Por ese efecto de la desiogualdad el europeo mediano (el que está en medio si ordenamos a todos de mayor a menor) es mucho más rico que el estadoundiense mediano: Al americano le tocan 45.000 dólares de riqueza, al español 63.300 y al francés más de 110.000, todo según el informe de riqueza de Credit Suisse.
Todo dentro de un orden
Aquí es donde llega el matiz: si se estruja a la clase media a impuestos, se retraerá el consumo. Si se exprime a las empresas, crecerán menos. La clave no es, por tanto, si subir o bajar impuestos; es más bien determinar con sabiduría qué impuestos se suben y cuáles se bajan en cada momento del ciclo económico.
¿Por qué se trata fiscalmente igual a una pyme que a una corporación? ¿Realmente necesitan Banco Santander o Telefónica incentivos fiscales? ¿Y los vehículos de inversión como las SICAV, salvajemente descontrolados?

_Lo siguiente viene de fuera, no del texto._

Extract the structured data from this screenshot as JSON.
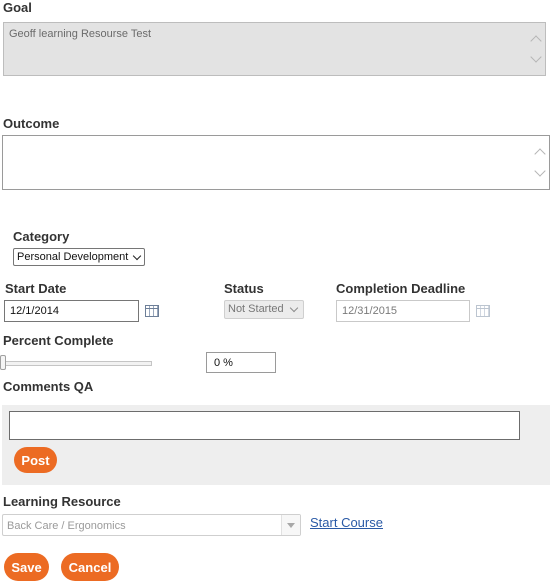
{
  "goal": {
    "label": "Goal",
    "value": "Geoff learning Resourse Test"
  },
  "outcome": {
    "label": "Outcome",
    "value": ""
  },
  "category": {
    "label": "Category",
    "selected": "Personal Development"
  },
  "start_date": {
    "label": "Start Date",
    "value": "12/1/2014"
  },
  "status": {
    "label": "Status",
    "selected": "Not Started"
  },
  "completion_deadline": {
    "label": "Completion Deadline",
    "value": "12/31/2015"
  },
  "percent_complete": {
    "label": "Percent Complete",
    "value_text": "0 %",
    "value": 0
  },
  "comments": {
    "label": "Comments QA",
    "input_value": "",
    "post_label": "Post"
  },
  "learning_resource": {
    "label": "Learning Resource",
    "selected": "Back Care / Ergonomics",
    "link_label": "Start Course"
  },
  "actions": {
    "save_label": "Save",
    "cancel_label": "Cancel"
  },
  "colors": {
    "accent": "#ec6b23",
    "link": "#2a5aa6",
    "disabled_bg": "#e3e3e3",
    "panel_bg": "#eeeeee"
  },
  "icons": {
    "date_picker": "calendar-icon",
    "scroll_up": "chevron-up-icon",
    "scroll_down": "chevron-down-icon",
    "dropdown": "chevron-down-icon"
  }
}
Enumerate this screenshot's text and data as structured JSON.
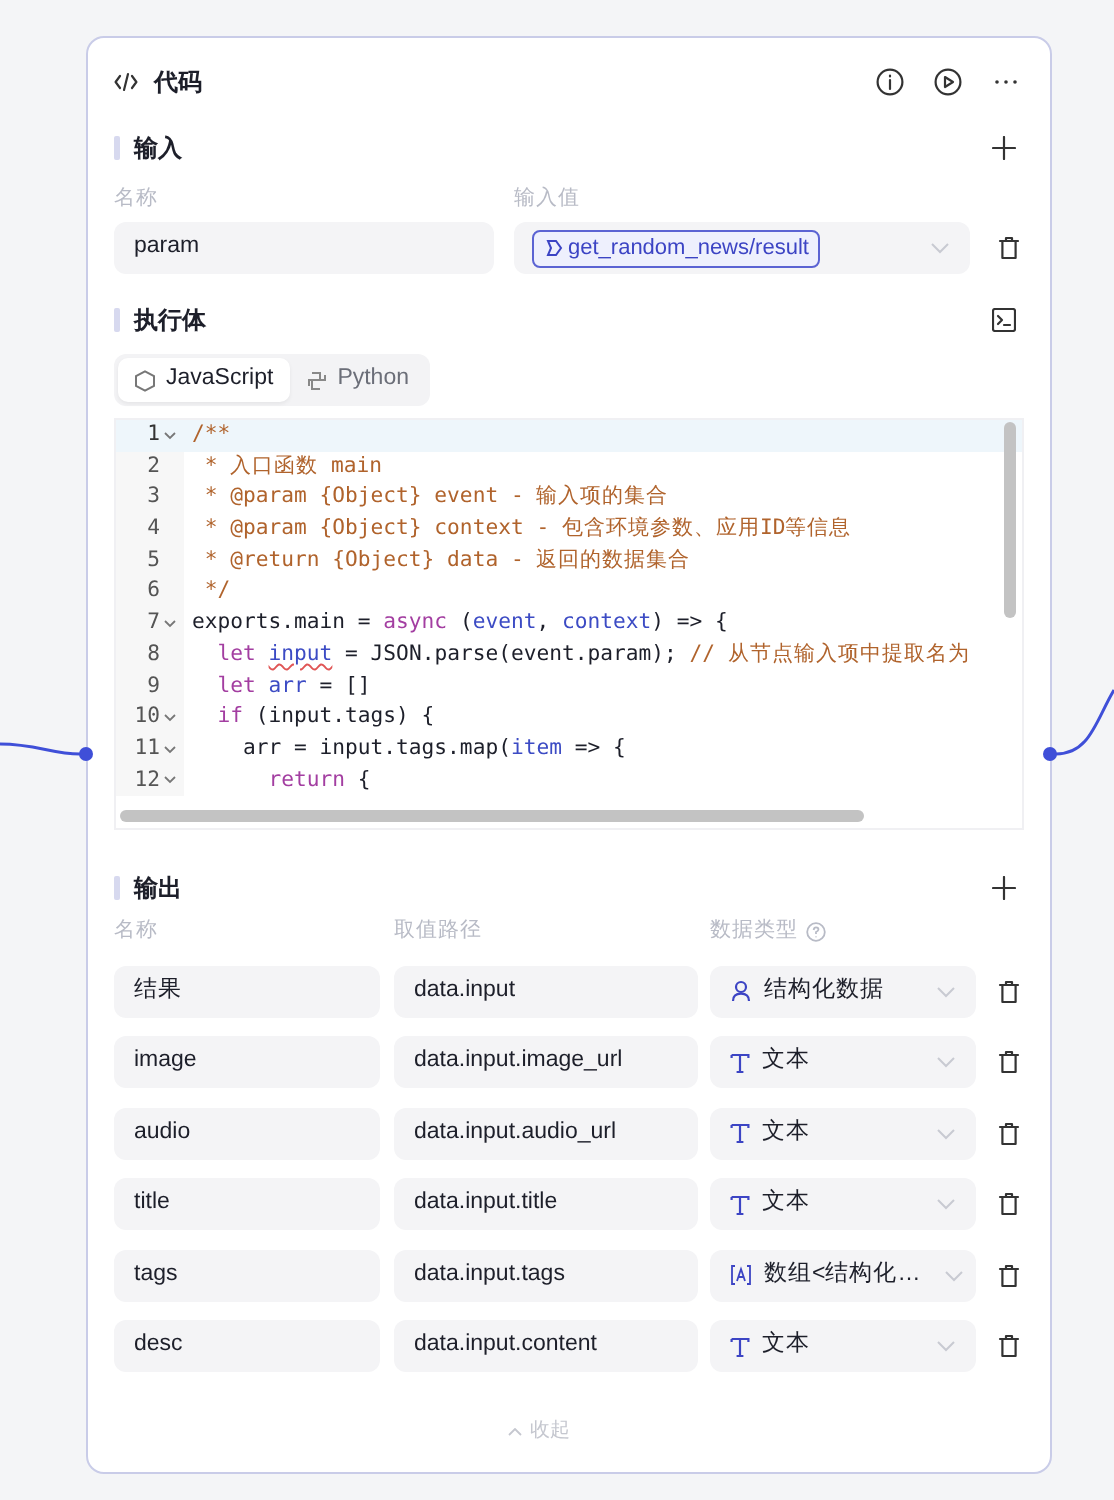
{
  "node": {
    "title": "代码"
  },
  "input": {
    "title": "输入",
    "columns": [
      "名称",
      "输入值"
    ],
    "rows": [
      {
        "name": "param",
        "value": "get_random_news/result"
      }
    ]
  },
  "body": {
    "title": "执行体",
    "tabs": [
      {
        "label": "JavaScript",
        "selected": true
      },
      {
        "label": "Python",
        "selected": false
      }
    ],
    "code": [
      {
        "number": "1",
        "fold": true,
        "active": true,
        "tokens": [
          {
            "kind": "comment",
            "text": "/**"
          }
        ]
      },
      {
        "number": "2",
        "fold": false,
        "active": false,
        "tokens": [
          {
            "kind": "comment",
            "text": " * 入口函数 main"
          }
        ]
      },
      {
        "number": "3",
        "fold": false,
        "active": false,
        "tokens": [
          {
            "kind": "comment",
            "text": " * @param {Object} event - 输入项的集合"
          }
        ]
      },
      {
        "number": "4",
        "fold": false,
        "active": false,
        "tokens": [
          {
            "kind": "comment",
            "text": " * @param {Object} context - 包含环境参数、应用ID等信息"
          }
        ]
      },
      {
        "number": "5",
        "fold": false,
        "active": false,
        "tokens": [
          {
            "kind": "comment",
            "text": " * @return {Object} data - 返回的数据集合"
          }
        ]
      },
      {
        "number": "6",
        "fold": false,
        "active": false,
        "tokens": [
          {
            "kind": "comment",
            "text": " */"
          }
        ]
      },
      {
        "number": "7",
        "fold": true,
        "active": false,
        "tokens": [
          {
            "kind": "plain",
            "text": "exports.main = "
          },
          {
            "kind": "keyword",
            "text": "async"
          },
          {
            "kind": "plain",
            "text": " ("
          },
          {
            "kind": "var",
            "text": "event"
          },
          {
            "kind": "plain",
            "text": ", "
          },
          {
            "kind": "var",
            "text": "context"
          },
          {
            "kind": "plain",
            "text": ") => {"
          }
        ]
      },
      {
        "number": "8",
        "fold": false,
        "active": false,
        "tokens": [
          {
            "kind": "keyword",
            "text": "  let "
          },
          {
            "kind": "var",
            "text": "input",
            "flagged": true
          },
          {
            "kind": "plain",
            "text": " = JSON.parse(event.param); "
          },
          {
            "kind": "comment",
            "text": "// 从节点输入项中提取名为"
          }
        ]
      },
      {
        "number": "9",
        "fold": false,
        "active": false,
        "tokens": [
          {
            "kind": "keyword",
            "text": "  let "
          },
          {
            "kind": "var",
            "text": "arr"
          },
          {
            "kind": "plain",
            "text": " = []"
          }
        ]
      },
      {
        "number": "10",
        "fold": true,
        "active": false,
        "tokens": [
          {
            "kind": "keyword",
            "text": "  if"
          },
          {
            "kind": "plain",
            "text": " (input.tags) {"
          }
        ]
      },
      {
        "number": "11",
        "fold": true,
        "active": false,
        "tokens": [
          {
            "kind": "plain",
            "text": "    arr = input.tags.map("
          },
          {
            "kind": "var",
            "text": "item"
          },
          {
            "kind": "plain",
            "text": " => {"
          }
        ]
      },
      {
        "number": "12",
        "fold": true,
        "active": false,
        "tokens": [
          {
            "kind": "keyword",
            "text": "      return"
          },
          {
            "kind": "plain",
            "text": " {"
          }
        ]
      }
    ]
  },
  "output": {
    "title": "输出",
    "columns": [
      "名称",
      "取值路径",
      "数据类型"
    ],
    "rows": [
      {
        "name": "结果",
        "path": "data.input",
        "type": {
          "kind": "object",
          "label": "结构化数据"
        }
      },
      {
        "name": "image",
        "path": "data.input.image_url",
        "type": {
          "kind": "string",
          "label": "文本"
        }
      },
      {
        "name": "audio",
        "path": "data.input.audio_url",
        "type": {
          "kind": "string",
          "label": "文本"
        }
      },
      {
        "name": "title",
        "path": "data.input.title",
        "type": {
          "kind": "string",
          "label": "文本"
        }
      },
      {
        "name": "tags",
        "path": "data.input.tags",
        "type": {
          "kind": "array",
          "label": "数组<结构化…"
        }
      },
      {
        "name": "desc",
        "path": "data.input.content",
        "type": {
          "kind": "string",
          "label": "文本"
        }
      }
    ]
  },
  "collapse": {
    "label": "收起"
  }
}
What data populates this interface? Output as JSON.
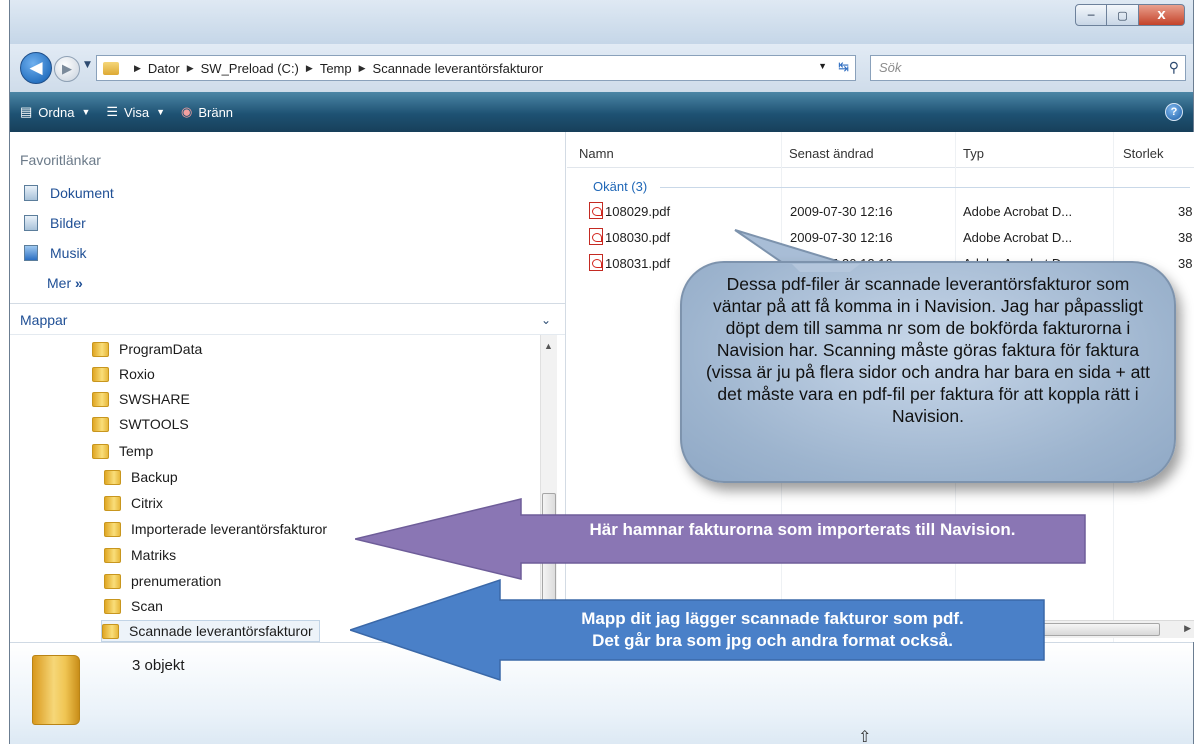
{
  "window": {
    "controls": {
      "minimize": "─",
      "maximize": "▢",
      "close": "X"
    }
  },
  "address": {
    "breadcrumb": [
      "Dator",
      "SW_Preload (C:)",
      "Temp",
      "Scannade leverantörsfakturor"
    ],
    "search_placeholder": "Sök",
    "icons": {
      "back": "back-arrow-icon",
      "forward": "forward-arrow-icon",
      "refresh": "refresh-icon",
      "search": "search-icon"
    }
  },
  "toolbar": {
    "organize": "Ordna",
    "view": "Visa",
    "burn": "Bränn",
    "help": "?"
  },
  "favorites": {
    "title": "Favoritlänkar",
    "items": [
      "Dokument",
      "Bilder",
      "Musik"
    ],
    "more": "Mer",
    "more_arrow": "»"
  },
  "folders": {
    "title": "Mappar",
    "items": [
      "ProgramData",
      "Roxio",
      "SWSHARE",
      "SWTOOLS",
      "Temp",
      "Backup",
      "Citrix",
      "Importerade leverantörsfakturor",
      "Matriks",
      "prenumeration",
      "Scan",
      "Scannade leverantörsfakturor"
    ],
    "selected": "Scannade leverantörsfakturor"
  },
  "file_list": {
    "columns": [
      "Namn",
      "Senast ändrad",
      "Typ",
      "Storlek"
    ],
    "group": "Okänt (3)",
    "files": [
      {
        "name": "108029.pdf",
        "date": "2009-07-30 12:16",
        "type": "Adobe Acrobat D...",
        "size": "38"
      },
      {
        "name": "108030.pdf",
        "date": "2009-07-30 12:16",
        "type": "Adobe Acrobat D...",
        "size": "38"
      },
      {
        "name": "108031.pdf",
        "date": "2009-07-30 12:16",
        "type": "Adobe Acrobat D...",
        "size": "38"
      }
    ]
  },
  "details": {
    "count": "3 objekt"
  },
  "annotations": {
    "callout": "Dessa pdf-filer är scannade leverantörsfakturor som väntar på att få komma in i Navision. Jag har påpassligt döpt dem till samma nr som de bokförda fakturorna i Navision har. Scanning måste göras faktura för faktura (vissa är ju på flera sidor och andra har bara en sida + att det måste vara en pdf-fil per faktura för att koppla rätt i Navision.",
    "purple_arrow": "Här hamnar fakturorna som importerats till Navision.",
    "blue_arrow_line1": "Mapp dit jag lägger scannade fakturor som pdf.",
    "blue_arrow_line2": "Det går bra som jpg och andra format också.",
    "colors": {
      "purple": "#8a76b4",
      "blue": "#4a80c8",
      "callout": "#b3c6dc"
    }
  }
}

Tampoco suele ser conveniente gravar impuestos como el IVA en tiempos de crisis. Todo el mundo compra una barra de pan, y ponerlo demasiado alto perjudica más a los que menos tienen. Pero no todo el mundo va a subscribirse a un club de golf, por poner un ejemplo.
La llamada organización de las naciones ricas, la OCDE, aplaudió hace unos días la intención de Donald Trump de regar la economía estadounidense con un enorme plan de infraestructuras. Es sabio, porque literalmente puentes y carreteras se les caen a cachos. Pero lo es, además, porque Estados Unidos, como Europa, se ha desindustrializado demasiado con la globalización, y eso sólo puede compensarse con gasto público que, bien realizado, puede devolver cada euro gastado con un euro en impuestos del trabajo directo e indirecto generado. Es el keynesianismo, base de la socialdemocracia que ahora imitan, por todo el mundo, tanto los partidos de derechas como los de izquierdas.